Bottom Line: In the BALf, most granulocytes were found on day 1 and CD5+CD4+ and CD5+CD8+-cells were elevated on day 3.Increased numbers of macrophages were found on days 1, 3, 7 and 90.Histology on day 1 showed diffuse alveolar damage, resulting in fibroproliferative changes up to 90 days after LIRI.

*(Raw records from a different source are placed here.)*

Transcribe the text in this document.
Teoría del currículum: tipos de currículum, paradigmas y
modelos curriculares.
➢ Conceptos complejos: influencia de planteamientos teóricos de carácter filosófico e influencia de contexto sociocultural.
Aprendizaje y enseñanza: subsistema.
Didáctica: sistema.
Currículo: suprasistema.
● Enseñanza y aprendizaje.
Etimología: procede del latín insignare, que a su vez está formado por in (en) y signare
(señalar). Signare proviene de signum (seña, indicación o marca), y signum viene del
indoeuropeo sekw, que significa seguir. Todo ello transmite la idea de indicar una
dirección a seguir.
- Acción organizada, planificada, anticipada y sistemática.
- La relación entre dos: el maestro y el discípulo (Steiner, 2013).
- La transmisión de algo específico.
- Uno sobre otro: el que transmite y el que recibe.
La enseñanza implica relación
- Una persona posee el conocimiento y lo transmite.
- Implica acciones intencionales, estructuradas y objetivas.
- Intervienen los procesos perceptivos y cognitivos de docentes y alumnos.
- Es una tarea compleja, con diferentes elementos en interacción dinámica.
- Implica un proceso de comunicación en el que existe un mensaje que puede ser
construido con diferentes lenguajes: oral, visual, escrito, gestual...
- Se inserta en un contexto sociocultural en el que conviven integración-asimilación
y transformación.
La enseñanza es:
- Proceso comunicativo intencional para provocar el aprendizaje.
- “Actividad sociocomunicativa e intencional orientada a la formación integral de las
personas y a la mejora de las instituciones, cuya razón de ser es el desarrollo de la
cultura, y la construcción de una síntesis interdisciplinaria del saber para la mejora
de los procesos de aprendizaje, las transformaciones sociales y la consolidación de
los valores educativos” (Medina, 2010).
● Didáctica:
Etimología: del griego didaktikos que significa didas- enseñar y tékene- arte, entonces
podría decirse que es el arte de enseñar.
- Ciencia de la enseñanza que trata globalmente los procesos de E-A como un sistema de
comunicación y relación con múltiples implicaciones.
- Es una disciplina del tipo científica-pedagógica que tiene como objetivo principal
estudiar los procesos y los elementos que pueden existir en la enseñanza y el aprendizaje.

View Article: PubMed Central - HTML - PubMed

Affiliation: Department of Cardio-Thoracic Surgery, Erasmus MC, Rotterdam, the Netherlands. npvdkaaij@gmail.com

ABSTRACT

Background: Lung ischemia-reperfusion injury (LIRI) is suggested to be a major risk factor for development of primary acute graft failure (PAGF) following lung transplantation, although other factors have been found to interplay with LIRI. The question whether LIRI exclusively results in PAGF seems difficult to answer, which is partly due to the lack of a long-term experimental LIRI model, in which PAGF changes can be studied. In addition, the long-term effects of LIRI are unclear and a detailed description of the immunological changes over time after LIRI is missing. Therefore our purpose was to establish a long-term experimental model of LIRI, and to study the impact of LIRI on the development of PAGF, using a broad spectrum of LIRI parameters including leukocyte kinetics.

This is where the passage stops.